Representative Yadira Joseph, co‑sponsor of House Bill 12‑06, told the House Finance Committee the bill is “about giving housing authorities the tools they need to meet the scale of Colorado’s housing crisis.” The bill would allow traditional (city and county) housing authorities — with voter approval — to establish limited local funding sources such as modest sales taxes and, subject to voter approval, to issue bonds backed by those revenues.
Sponsors framed the bill as a parity and local‑control measure, saying regional multi‑jurisdiction authorities already use similar tools. “This is a technical, disciplined correction to statute, not an expansion of authority,” Peter LaFarre, CEO of Maker Housing Partners (Adams County public housing authority), told the committee in support.
Why it matters: Sponsors said Colorado faces a housing shortfall (sponsors referenced a deficit “over 100,000 homes”) and that local housing authorities need stable, flexible, locally controlled revenue to develop and preserve deeply affordable units. Supporters, including housing‑authority executives and the Colorado chapter of the National Association of Housing and Redevelopment Officials, said the approach preserves voter approval and does not compel new taxes.
Opponents and questions: The Colorado Association of Realtors and some committee members pressed on language that, as drafted, referenced a possible property‑tax mill levy. Jason Hopper (Colorado Association of Realtors) said his group opposed provisions that would allow increases in property‑tax mill levies — noting an original draft that referenced “up to 5 mills.” Elizabeth Haskell of the Colorado Municipal League warned a separate provision could create a new “super‑priority lien” on urban renewal projects, which she said risked complicating existing financing and slowing projects.
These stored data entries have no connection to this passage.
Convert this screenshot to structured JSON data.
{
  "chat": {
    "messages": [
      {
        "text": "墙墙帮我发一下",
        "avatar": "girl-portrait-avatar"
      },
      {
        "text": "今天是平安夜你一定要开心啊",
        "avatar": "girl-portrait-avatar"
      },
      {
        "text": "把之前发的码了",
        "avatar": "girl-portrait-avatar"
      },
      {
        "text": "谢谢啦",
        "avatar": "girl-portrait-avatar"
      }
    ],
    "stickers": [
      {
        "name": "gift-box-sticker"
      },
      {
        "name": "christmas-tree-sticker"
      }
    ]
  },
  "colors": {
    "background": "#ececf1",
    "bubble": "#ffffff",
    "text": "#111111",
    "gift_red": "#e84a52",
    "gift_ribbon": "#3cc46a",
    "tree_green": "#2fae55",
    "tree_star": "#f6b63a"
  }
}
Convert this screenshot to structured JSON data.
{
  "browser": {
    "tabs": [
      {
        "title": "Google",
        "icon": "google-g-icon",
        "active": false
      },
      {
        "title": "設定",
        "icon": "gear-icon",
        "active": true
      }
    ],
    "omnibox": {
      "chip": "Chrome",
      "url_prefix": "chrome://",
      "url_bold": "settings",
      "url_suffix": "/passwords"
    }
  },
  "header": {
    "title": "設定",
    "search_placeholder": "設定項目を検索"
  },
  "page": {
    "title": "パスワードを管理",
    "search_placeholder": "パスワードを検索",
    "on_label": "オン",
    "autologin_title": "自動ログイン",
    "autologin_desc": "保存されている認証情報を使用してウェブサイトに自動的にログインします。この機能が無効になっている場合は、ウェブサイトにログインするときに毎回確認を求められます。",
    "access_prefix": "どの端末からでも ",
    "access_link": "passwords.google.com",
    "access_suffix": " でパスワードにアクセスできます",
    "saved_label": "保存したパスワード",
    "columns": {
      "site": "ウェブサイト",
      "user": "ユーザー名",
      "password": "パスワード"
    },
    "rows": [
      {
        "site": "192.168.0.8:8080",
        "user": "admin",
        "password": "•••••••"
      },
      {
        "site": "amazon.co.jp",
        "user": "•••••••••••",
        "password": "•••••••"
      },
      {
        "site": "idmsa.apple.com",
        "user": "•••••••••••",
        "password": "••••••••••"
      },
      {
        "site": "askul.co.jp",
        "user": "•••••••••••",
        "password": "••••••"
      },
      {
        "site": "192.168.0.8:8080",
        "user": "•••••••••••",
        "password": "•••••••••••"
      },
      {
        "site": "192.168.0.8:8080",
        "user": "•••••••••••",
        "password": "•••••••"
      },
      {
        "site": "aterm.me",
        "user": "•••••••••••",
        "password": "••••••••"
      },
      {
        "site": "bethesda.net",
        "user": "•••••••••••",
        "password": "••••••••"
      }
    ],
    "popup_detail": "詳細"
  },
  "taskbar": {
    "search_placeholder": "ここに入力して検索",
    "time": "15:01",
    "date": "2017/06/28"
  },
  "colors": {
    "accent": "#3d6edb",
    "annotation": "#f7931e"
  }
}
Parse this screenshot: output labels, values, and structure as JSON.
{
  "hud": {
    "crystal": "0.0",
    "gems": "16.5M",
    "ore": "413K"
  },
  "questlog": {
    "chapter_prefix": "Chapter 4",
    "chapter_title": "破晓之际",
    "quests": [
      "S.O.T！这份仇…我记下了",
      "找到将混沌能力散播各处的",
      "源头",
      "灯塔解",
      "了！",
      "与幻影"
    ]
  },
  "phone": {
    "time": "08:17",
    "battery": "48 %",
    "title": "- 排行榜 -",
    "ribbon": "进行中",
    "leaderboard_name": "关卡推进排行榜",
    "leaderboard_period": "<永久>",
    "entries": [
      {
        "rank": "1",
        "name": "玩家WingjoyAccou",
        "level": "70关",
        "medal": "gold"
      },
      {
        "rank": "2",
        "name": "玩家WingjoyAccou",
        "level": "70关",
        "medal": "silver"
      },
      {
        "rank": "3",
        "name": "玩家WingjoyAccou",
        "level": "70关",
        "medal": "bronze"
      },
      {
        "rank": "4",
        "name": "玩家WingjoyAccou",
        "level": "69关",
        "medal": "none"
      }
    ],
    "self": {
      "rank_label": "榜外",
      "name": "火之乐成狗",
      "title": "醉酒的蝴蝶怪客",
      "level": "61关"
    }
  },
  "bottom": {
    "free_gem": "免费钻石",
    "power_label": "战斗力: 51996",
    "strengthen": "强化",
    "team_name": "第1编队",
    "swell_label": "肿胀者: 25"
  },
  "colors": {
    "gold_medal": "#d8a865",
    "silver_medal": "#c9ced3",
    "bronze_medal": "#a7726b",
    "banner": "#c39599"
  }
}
Amendments and outcome: Committee sponsors offered and the panel adopted multiple amendments to add notice and coordination requirements with county assessors and governing boards (L001), to make technical and conforming edits (L002), to refine the proposed urban‑renewal financing and lien language (L004), and to add guardrails on how taxes may be levied and used (L006). One contested amendment (L007), which members debated because of drafting that could leave property‑tax language in other places, failed on a roll call after an objection. After closing remarks, the committee routed HB 12‑06 as amended to the Committee on Appropriations with a favorable recommendation (recorded vote: 7 yes, 3 no, 1 excused).
What’s next: The bill moves to the Appropriations Committee; sponsors said they will continue technical cleanup and stakeholder work on property‑tax drafting before floor consideration.